Climatologists are leery of predicting exactly how a vast atmospheric event like La Nina will affect weather in the U.S. or any other part of the world during the coming months. "The United States is a small area, and a subtle change in one area may have a profound effect on what we experience here," explains Chet Ropelewski of the National Oceanographic and Atmospheric Administration. But many scientists are confident that this La Nina will have a broad effect on global temperatures, mainly by virtue of cooling an estimated 10% to 15% of the oceans -- "a big piece of the world," as Florida State's O'Brien puts it. By contrast, the massive energy released in the two El Ninos during the past decade may have pushed average global temperatures upward, possibly leaving a false impression of a global warming trend.
La Nina may for a time offset the greenhouse effect by aiding the absorption of carbon dioxide before it accumulates in the atmosphere. According to atmospheric chemist Charles Keeling of Scripps, a La Nina may slow the increase in atmospheric CO2 by stimulating massive plant growth in areas of heavy rainfall. Keeling believes this La Nia might reduce CO2 in the atmosphere by roughly 40% of the total produced annually by worldwide fossil- fuel burning.

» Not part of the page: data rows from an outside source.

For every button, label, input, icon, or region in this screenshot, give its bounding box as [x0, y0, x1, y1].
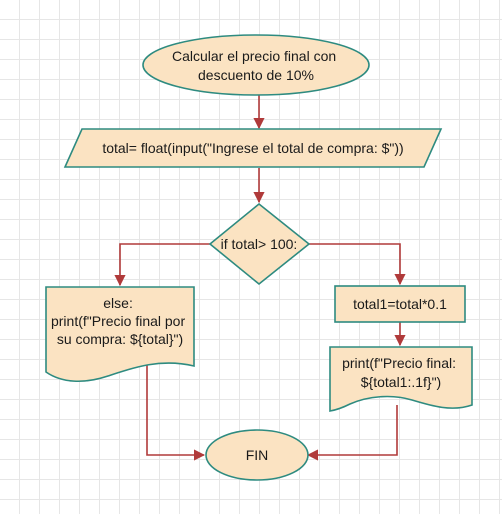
decision-diamond: [208, 202, 311, 286]
calc-label: total1=total*0.1: [353, 296, 447, 312]
else-label-line-1: else:: [103, 295, 133, 311]
print-final-label: print(f"Precio final: ${total1:.1f}"): [342, 355, 460, 390]
input-label: total= float(input("Ingrese el total de …: [102, 140, 403, 156]
node-calc[interactable]: total1=total*0.1: [334, 285, 466, 323]
end-ellipse: [205, 429, 309, 481]
edge-decision-to-calc: [309, 243, 406, 286]
else-label: else: print(f"Precio final por su compra…: [51, 295, 189, 347]
print-final-document: [329, 346, 473, 412]
calc-rect: [334, 285, 466, 323]
decision-label-line-1: if total> 100:: [221, 236, 298, 252]
edge-print-to-end: [306, 405, 398, 461]
input-label-line-1: total= float(input("Ingrese el total de …: [102, 140, 403, 156]
end-label-line-1: FIN: [246, 447, 269, 463]
start-ellipse: [142, 34, 370, 96]
decision-label: if total> 100:: [221, 236, 298, 252]
print-final-label-line-1: print(f"Precio final:: [342, 355, 456, 371]
calc-label-line-1: total1=total*0.1: [353, 296, 447, 312]
node-else[interactable]: else: print(f"Precio final por su compra…: [45, 286, 195, 383]
node-input[interactable]: total= float(input("Ingrese el total de …: [63, 128, 443, 168]
else-label-line-3: su compra: ${total}"): [57, 331, 183, 347]
edge-decision-to-else: [114, 243, 210, 287]
else-document: [45, 286, 195, 383]
else-label-line-2: print(f"Precio final por: [51, 313, 185, 329]
node-end[interactable]: FIN: [205, 429, 309, 481]
node-print-final[interactable]: print(f"Precio final: ${total1:.1f}"): [329, 346, 473, 412]
start-label: Calcular el precio final con descuento d…: [172, 48, 340, 83]
print-final-label-line-2: ${total1:.1f}"): [361, 374, 441, 390]
input-parallelogram: [63, 128, 443, 168]
end-label: FIN: [246, 447, 269, 463]
connectors: [114, 95, 406, 461]
start-label-line-1: Calcular el precio final con: [172, 48, 336, 64]
node-decision[interactable]: if total> 100:: [208, 202, 311, 286]
edge-else-to-end: [146, 360, 206, 461]
start-label-line-2: descuento de 10%: [198, 67, 314, 83]
node-start[interactable]: Calcular el precio final con descuento d…: [142, 34, 370, 96]
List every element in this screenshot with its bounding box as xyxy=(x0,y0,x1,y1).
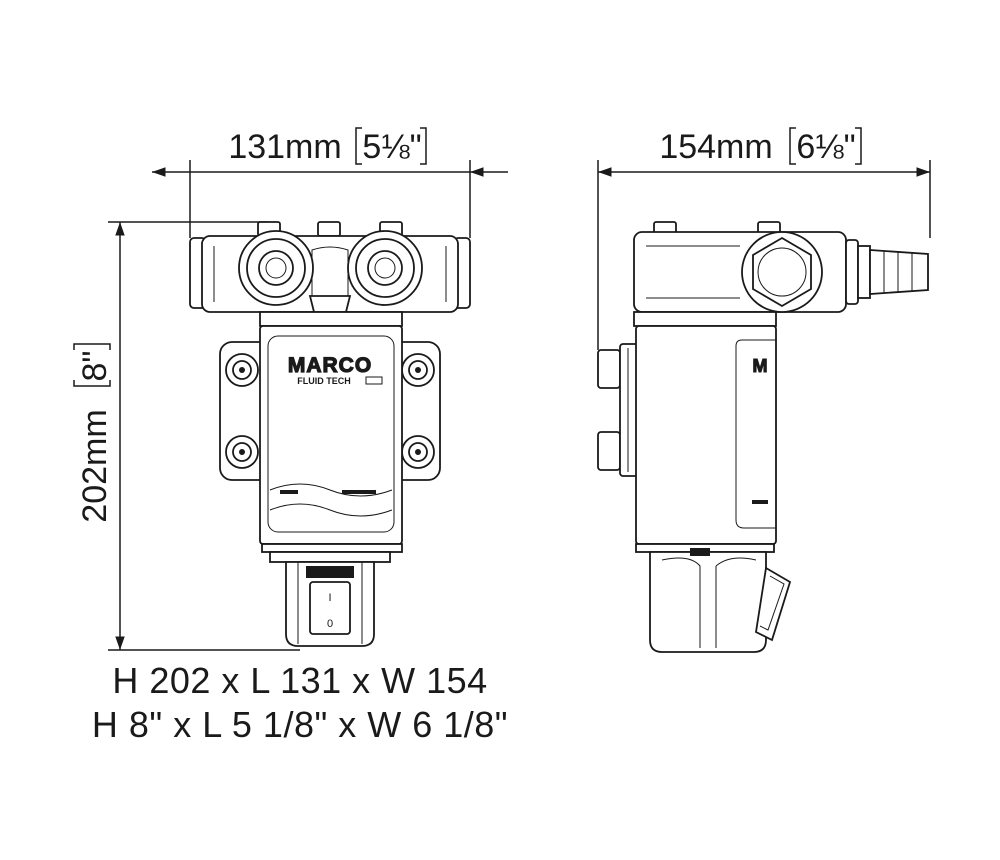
switch-off-label: 0 xyxy=(327,618,333,630)
pump-front-view: MARCO FLUID TECH I 0 xyxy=(189,221,471,647)
height-dimension: 202mm 8" xyxy=(73,221,300,651)
width-imperial-label: 6⅛" xyxy=(796,128,855,166)
caption-dimensions-imperial: H 8" x L 5 1/8" x W 6 1/8" xyxy=(91,704,509,745)
length-imperial-label: 5⅛" xyxy=(362,128,421,166)
brand-subtitle: FLUID TECH xyxy=(297,376,351,386)
width-dimension: 154mm 6⅛" xyxy=(597,127,931,350)
length-dimension: 131mm 5⅛" xyxy=(152,127,508,238)
brand-logo: MARCO xyxy=(288,354,372,377)
pump-side-view: M xyxy=(597,221,929,653)
width-metric-label: 154mm xyxy=(659,128,772,166)
switch-on-label: I xyxy=(328,592,331,604)
height-metric-label: 202mm xyxy=(76,409,114,522)
caption-dimensions-metric: H 202 x L 131 x W 154 xyxy=(112,660,488,701)
side-brand-mark: M xyxy=(753,356,768,376)
length-metric-label: 131mm xyxy=(228,128,341,166)
height-imperial-label: 8" xyxy=(76,351,114,382)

As yet, climatologists do not understand the mechanism that links the cycle between El Nino and La Nina. When they do, it may actually be possible to predict rainfall in the American Midwest by measuring snowfall in the ! Himalayas. "There is a framework into which all these pieces fit," says Scripps' Barnett. "If we could see how all these pieces work together, we could really do some long-range forecasting." In the meantime, La Nina seems set to cast a corrective, if temporary, chill on global warming.